The University of the South Pacific (USP) Solomon Islands Campus is a satellite campus of the University of the South Pacific, based in Honiara, Solomon Islands; apart from the Honiara Solomon Islands College of Higher Education (SICHE), a university in Honiara; and the Woodford International School. The University of the South Pacific campus is located near Chinatown, about 75 m to the southwest of Lawson Tama Stadium. It offers continuing and community education courses to the South Pacific member countries. Some of the major disciplines in which courses are offered on semester basis are Arts, Law and Education, Business and Economics, Science, Technology and Environment and other disciplines with a gamut of subjects in each discipline. The duration of courses varies from 10 to 32 hours of teaching spread over a number of weeks.
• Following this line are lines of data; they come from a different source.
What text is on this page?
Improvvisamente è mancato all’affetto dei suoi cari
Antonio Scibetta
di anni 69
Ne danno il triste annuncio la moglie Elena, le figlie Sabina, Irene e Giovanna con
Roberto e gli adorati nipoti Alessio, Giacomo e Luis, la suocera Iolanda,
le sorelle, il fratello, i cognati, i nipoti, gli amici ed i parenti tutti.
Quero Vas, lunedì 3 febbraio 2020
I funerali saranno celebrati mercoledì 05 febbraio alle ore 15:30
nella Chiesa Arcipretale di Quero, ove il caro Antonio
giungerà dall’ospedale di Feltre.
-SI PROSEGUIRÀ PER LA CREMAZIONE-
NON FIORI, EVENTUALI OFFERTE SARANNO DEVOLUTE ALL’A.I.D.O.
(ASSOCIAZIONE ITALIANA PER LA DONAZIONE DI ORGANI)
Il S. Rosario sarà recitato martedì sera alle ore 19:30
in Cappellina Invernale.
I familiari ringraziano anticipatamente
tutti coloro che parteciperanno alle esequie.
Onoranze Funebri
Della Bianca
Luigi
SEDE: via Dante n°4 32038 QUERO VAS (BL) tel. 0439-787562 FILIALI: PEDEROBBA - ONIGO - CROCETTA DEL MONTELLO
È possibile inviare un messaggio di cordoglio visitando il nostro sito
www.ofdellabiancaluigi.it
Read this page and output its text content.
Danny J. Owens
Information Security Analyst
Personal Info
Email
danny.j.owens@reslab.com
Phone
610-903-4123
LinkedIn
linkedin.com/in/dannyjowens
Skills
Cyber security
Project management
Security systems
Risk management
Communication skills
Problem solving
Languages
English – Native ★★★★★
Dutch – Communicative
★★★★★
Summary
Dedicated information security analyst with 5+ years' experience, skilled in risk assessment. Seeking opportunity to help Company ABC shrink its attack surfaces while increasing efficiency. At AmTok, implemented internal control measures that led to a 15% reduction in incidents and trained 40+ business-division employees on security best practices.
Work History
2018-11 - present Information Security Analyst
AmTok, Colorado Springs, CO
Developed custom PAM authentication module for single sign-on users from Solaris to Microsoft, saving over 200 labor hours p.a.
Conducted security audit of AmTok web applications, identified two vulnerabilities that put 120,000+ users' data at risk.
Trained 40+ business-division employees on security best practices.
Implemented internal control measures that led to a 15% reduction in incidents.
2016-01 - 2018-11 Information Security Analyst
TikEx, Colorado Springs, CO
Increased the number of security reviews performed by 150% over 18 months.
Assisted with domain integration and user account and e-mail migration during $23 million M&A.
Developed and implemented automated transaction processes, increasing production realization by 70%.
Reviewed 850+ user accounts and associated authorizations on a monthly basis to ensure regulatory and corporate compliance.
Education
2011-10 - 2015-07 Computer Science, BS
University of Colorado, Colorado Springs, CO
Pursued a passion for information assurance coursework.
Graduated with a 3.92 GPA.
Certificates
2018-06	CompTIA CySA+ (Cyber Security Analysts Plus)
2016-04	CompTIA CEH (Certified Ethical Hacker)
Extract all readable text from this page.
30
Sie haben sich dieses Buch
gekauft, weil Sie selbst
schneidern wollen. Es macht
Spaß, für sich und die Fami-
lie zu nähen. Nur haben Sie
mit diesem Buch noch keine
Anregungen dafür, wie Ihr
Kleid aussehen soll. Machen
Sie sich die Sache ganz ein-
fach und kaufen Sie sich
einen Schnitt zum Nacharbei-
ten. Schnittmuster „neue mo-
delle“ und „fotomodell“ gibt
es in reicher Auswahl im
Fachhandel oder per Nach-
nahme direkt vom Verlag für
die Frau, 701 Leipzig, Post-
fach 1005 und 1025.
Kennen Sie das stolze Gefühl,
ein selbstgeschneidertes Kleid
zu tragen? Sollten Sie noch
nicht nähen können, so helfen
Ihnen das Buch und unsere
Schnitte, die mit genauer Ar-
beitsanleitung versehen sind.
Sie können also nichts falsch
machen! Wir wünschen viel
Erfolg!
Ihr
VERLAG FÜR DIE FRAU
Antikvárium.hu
Subjects taught based on regional requirements could be in the fields of "computer skills, languages, bookkeeping, mathematics, business studies, economics, creative writing, community development skills, literature, handicrafts, floral arts, fabric arts, woodcarving, fine arts, carving, poetry, music, video production, leadership skills, health studies, public speaking, problem-solving and general literacy skills.” An important programme that is advocated in the USP is to establish an education programme "through distance and flexible learning”, which the relevant texts to learn and teach are prepared in the Laucala Campus in Fiji and adopted in the campuses of all the USP universities across the South Pacific.

The 70th University of the South Pacific (USP) Council Meeting was held in Honiara from 12 to 13 May 2010. USP members are from the 12 countries of Cook Islands, Fiji, Kiribati, Marshall Islands, Nauru, Niue, Samoa, Solomon Islands, Tokelau, Tonga, Tuvalu and Vanuatu. In this meeting it was decided to give priority to develop the 4th Campus in Solomon Islands.